Язык «Новых стихотворений» качественно нов. В значительной степени это собственный язык Монтале, но часть его обязана переводу, ограниченные средства которого только усиливают строгость оригинала. Кумулятивный эффект этой книги поражает не столько потому, что душа, изображенная в «Новых стихотворениях», никогда не была прежде запечатлена в мировой литературе, сколько потому, что книга эта показывает, что подобное душевное содержание не могло бы быть первоначально выражено по-английски. Вопрос «почему?» может только затемнить причину, поскольку даже в родном для Монтале итальянском языке такое душевное устройство настолько странно, что он приобрел репутацию поэта исключительного.
В конечном счете поэзия сама по себе — перевод; или, говоря иначе, поэзия — одна из сторон души, выраженная языком. Поэзия — не столько форма искусства, сколько искусство — форма, к которой часто прибегает поэзия. В сущности, поэзия — это внятное выражение восприятия, перевод этого восприятия на язык во всей его полноте — язык, в конечном счете, есть наилучший из доступных инструментов. Но, несмотря на всю ценность этого инструмента в расширении и углублении восприятия — он открывает порой нечто большее, чем первоначально замышлялось, что в самых счастливых случаях сливается с восприятием, — каждый более или менее опытный поэт знает, как много из-за этого остается невысказанным или искажается.
Это наводит на мысль, что поэзия каким-то образом также чужда или сопротивляется языку, будь это итальянский, английский или суахили, и что человеческая душа вследствие ее синтезирующей природы бесконечно превосходит любой язык, которым нам приходится пользоваться (в этом смысле положение флективных языков несколько предпочтительнее).

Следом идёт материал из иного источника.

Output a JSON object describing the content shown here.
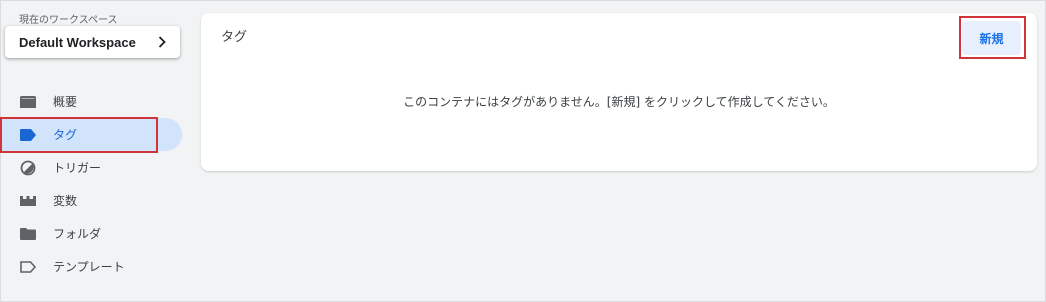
{
  "workspace": {
    "label": "現在のワークスペース",
    "name": "Default Workspace"
  },
  "nav": {
    "items": [
      {
        "label": "概要",
        "icon": "overview-icon"
      },
      {
        "label": "タグ",
        "icon": "tag-icon",
        "active": true
      },
      {
        "label": "トリガー",
        "icon": "trigger-icon"
      },
      {
        "label": "変数",
        "icon": "variables-icon"
      },
      {
        "label": "フォルダ",
        "icon": "folder-icon"
      },
      {
        "label": "テンプレート",
        "icon": "template-icon"
      }
    ]
  },
  "main": {
    "title": "タグ",
    "new_button": "新規",
    "empty_message": "このコンテナにはタグがありません。[新規] をクリックして作成してください。"
  },
  "colors": {
    "accent": "#1a73e8",
    "active_bg": "#d2e3fc",
    "highlight": "#d13438",
    "background": "#f1f3f4"
  }
}
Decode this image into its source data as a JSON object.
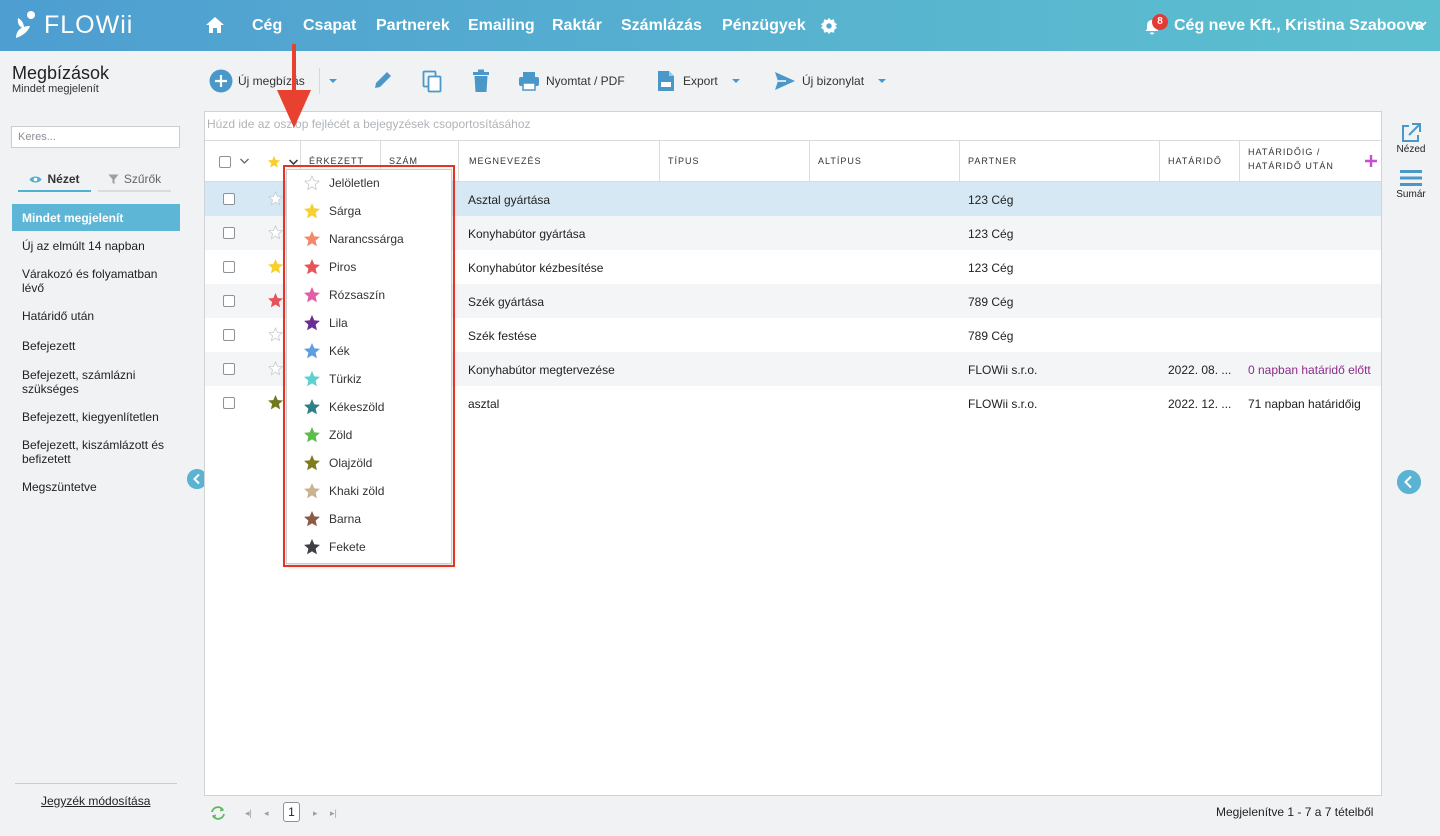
{
  "app": {
    "logo_text": "FLOWii"
  },
  "nav": {
    "items": [
      "Cég",
      "Csapat",
      "Partnerek",
      "Emailing",
      "Raktár",
      "Számlázás",
      "Pénzügyek"
    ],
    "notification_count": "8",
    "account": "Cég neve Kft., Kristina Szaboova"
  },
  "page": {
    "title": "Megbízások",
    "subtitle": "Mindet megjelenít"
  },
  "search": {
    "placeholder": "Keres..."
  },
  "left_tabs": {
    "view": "Nézet",
    "filters": "Szűrők"
  },
  "views": [
    "Mindet megjelenít",
    "Új az elmúlt 14 napban",
    "Várakozó és folyamatban lévő",
    "Határidő után",
    "Befejezett",
    "Befejezett, számlázni szükséges",
    "Befejezett, kiegyenlítetlen",
    "Befejezett, kiszámlázott és befizetett",
    "Megszüntetve"
  ],
  "left_footer": {
    "edit_list": "Jegyzék módosítása"
  },
  "toolbar": {
    "new_order": "Új megbízás",
    "print": "Nyomtat / PDF",
    "export": "Export",
    "new_document": "Új bizonylat"
  },
  "right_panel": {
    "view_label": "Nézed",
    "summary_label": "Sumár"
  },
  "grid": {
    "group_hint": "Húzd ide az oszlop fejlécét a bejegyzések csoportosításához",
    "columns": [
      "ÉRKEZETT",
      "SZÁM",
      "MEGNEVEZÉS",
      "TÍPUS",
      "ALTÍPUS",
      "PARTNER",
      "HATÁRIDŐ",
      "HATÁRIDŐIG / HATÁRIDŐ UTÁN"
    ],
    "rows": [
      {
        "name": "Asztal gyártása",
        "partner": "123 Cég",
        "deadline": "",
        "status": "",
        "star": "#ffffff"
      },
      {
        "name": "Konyhabútor gyártása",
        "partner": "123 Cég",
        "deadline": "",
        "status": "",
        "star": "#ffffff"
      },
      {
        "name": "Konyhabútor kézbesítése",
        "partner": "123 Cég",
        "deadline": "",
        "status": "",
        "star": "#f7cf2e"
      },
      {
        "name": "Szék gyártása",
        "partner": "789 Cég",
        "deadline": "",
        "status": "",
        "star": "#e5545a"
      },
      {
        "name": "Szék festése",
        "partner": "789 Cég",
        "deadline": "",
        "status": "",
        "star": "#ffffff"
      },
      {
        "name": "Konyhabútor megtervezése",
        "partner": "FLOWii s.r.o.",
        "deadline": "2022. 08. ...",
        "status": "0 napban határidő előtt",
        "star": "#ffffff"
      },
      {
        "name": "asztal",
        "partner": "FLOWii s.r.o.",
        "deadline": "2022. 12. ...",
        "status": "71 napban határidőig",
        "star": "#6f7a1e"
      }
    ],
    "status_colors": {
      "before_deadline": "#8e2a8b",
      "normal": "#222222"
    }
  },
  "star_menu": [
    {
      "label": "Jelöletlen",
      "color": "#ffffff"
    },
    {
      "label": "Sárga",
      "color": "#f7cf2e"
    },
    {
      "label": "Narancssárga",
      "color": "#f08a6a"
    },
    {
      "label": "Piros",
      "color": "#e5545a"
    },
    {
      "label": "Rózsaszín",
      "color": "#e05fa5"
    },
    {
      "label": "Lila",
      "color": "#6a2c91"
    },
    {
      "label": "Kék",
      "color": "#5d9ee0"
    },
    {
      "label": "Türkiz",
      "color": "#5fd0d0"
    },
    {
      "label": "Kékeszöld",
      "color": "#2e7f86"
    },
    {
      "label": "Zöld",
      "color": "#5cbc4c"
    },
    {
      "label": "Olajzöld",
      "color": "#7d7d1f"
    },
    {
      "label": "Khaki zöld",
      "color": "#c9b28f"
    },
    {
      "label": "Barna",
      "color": "#8b5a42"
    },
    {
      "label": "Fekete",
      "color": "#3d3f42"
    }
  ],
  "pagination": {
    "page": "1",
    "info": "Megjelenítve 1 - 7 a 7 tételből"
  },
  "accent_color": "#5db6d6"
}
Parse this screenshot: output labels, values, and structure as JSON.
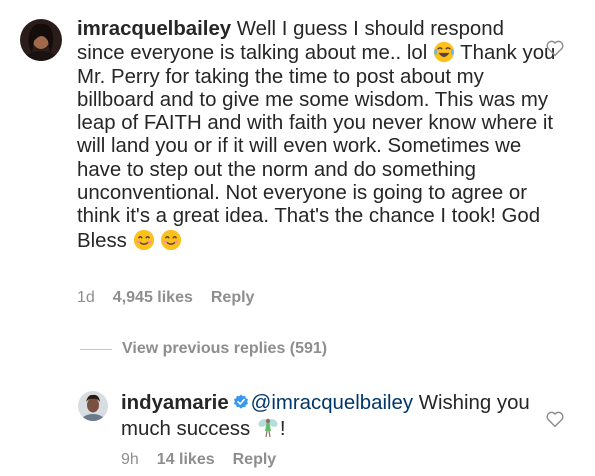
{
  "comment1": {
    "username": "imracquelbailey",
    "text_part1": " Well I guess I should respond since everyone is talking about me.. lol ",
    "text_part2": " Thank you Mr. Perry for taking the time to post about my billboard and to give me some wisdom. This was my leap of FAITH and with faith you never know where it will land you or if it will even work. Sometimes we have to step out the norm and do something unconventional. Not everyone is going to agree or think it's a great idea. That's the chance I took! God Bless ",
    "time": "1d",
    "likes": "4,945 likes",
    "reply": "Reply",
    "emoji_laugh": "face-with-tears-of-joy-icon",
    "emoji_smile": "smiling-face-icon"
  },
  "replies": {
    "view_label": "View previous replies (591)"
  },
  "comment2": {
    "username": "indyamarie",
    "mention": "@imracquelbailey",
    "text": " Wishing you much success ",
    "text_end": "!",
    "time": "9h",
    "likes": "14 likes",
    "reply": "Reply",
    "badge": "verified-badge-icon",
    "emoji": "fairy-icon"
  },
  "colors": {
    "text": "#262626",
    "meta": "#8e8e8e",
    "mention": "#00376b",
    "verified": "#3897f0"
  }
}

По крайней мере, если бы у души был собственный язык, расстояние между ним и языком поэзии было бы приблизительно таким же, как расстояние между языком поэзии и разговорным итальянским. Язык Монтале сокращает оба расстояния.
«Новые стихотворения» нужно читать и перечитывать несколько раз, если не ради анализа, функция которого состоит в том, чтобы вернуть стихотворение к его стереоскопическим истокам — как оно существовало в сознании поэта, — то ради ускользающей красоты этого тихого, бормочущего и тем не менее твердого стоического голоса, который говорит нам, что мир кончается не взрывом, не всхлипом[60], но человеком говорящим, умолкающим и говорящим вновь. Когда вы прожили такую долгую жизнь, спад перестает быть просто еще одним приемом.
Эта книга, конечно же, монолог; иначе и быть не могло, когда собеседник отсутствует, — а так почти всегда и бывает в поэзии. Однако отчасти идея монолога как основного приема происходит из «поэзии отсутствия» — другое название для величайшего литературного движения со времен символизма, движения, возникшего в Европе, и главным образом в Италии, в двадцатые и тридцатые годы, — «герметизма»[61]. Следующее стихотворение, которое открывает данный сборник, является подтверждением главных постулатов этого движения и собственным его триумфом:
Монтале присоединился к движению герметиков в конце тридцатых годов, живя во Флоренции, куда он переехал в 1927 году из родной Генуи. Главной фигурой в герметизме в то время был Джузеппе Унгаретти, принявший эстетику «Un Coup de Dés»[63] Малларме, возможно, слишком близко к сердцу. Однако, чтобы полностью понять природу герметизма, имеет смысл учитывать не только тех, кто стоял во главе этого движения, но также того, кто заправлял всем итальянским спектаклем, — и это был Дуче. В значительной степени герметизм был реакцией итальянской интеллигенции на политическую ситуацию в Италии в 30-е и 40-е годы нашего столетия и мог рассматриваться как акт культурной самозащиты — в случае поэзии, самозащиты лингвистической — от фашизма. По крайней мере, не учитывать эту сторону герметизма было бы таким же упрощением, как и обычное преувеличение ее роли сегодня.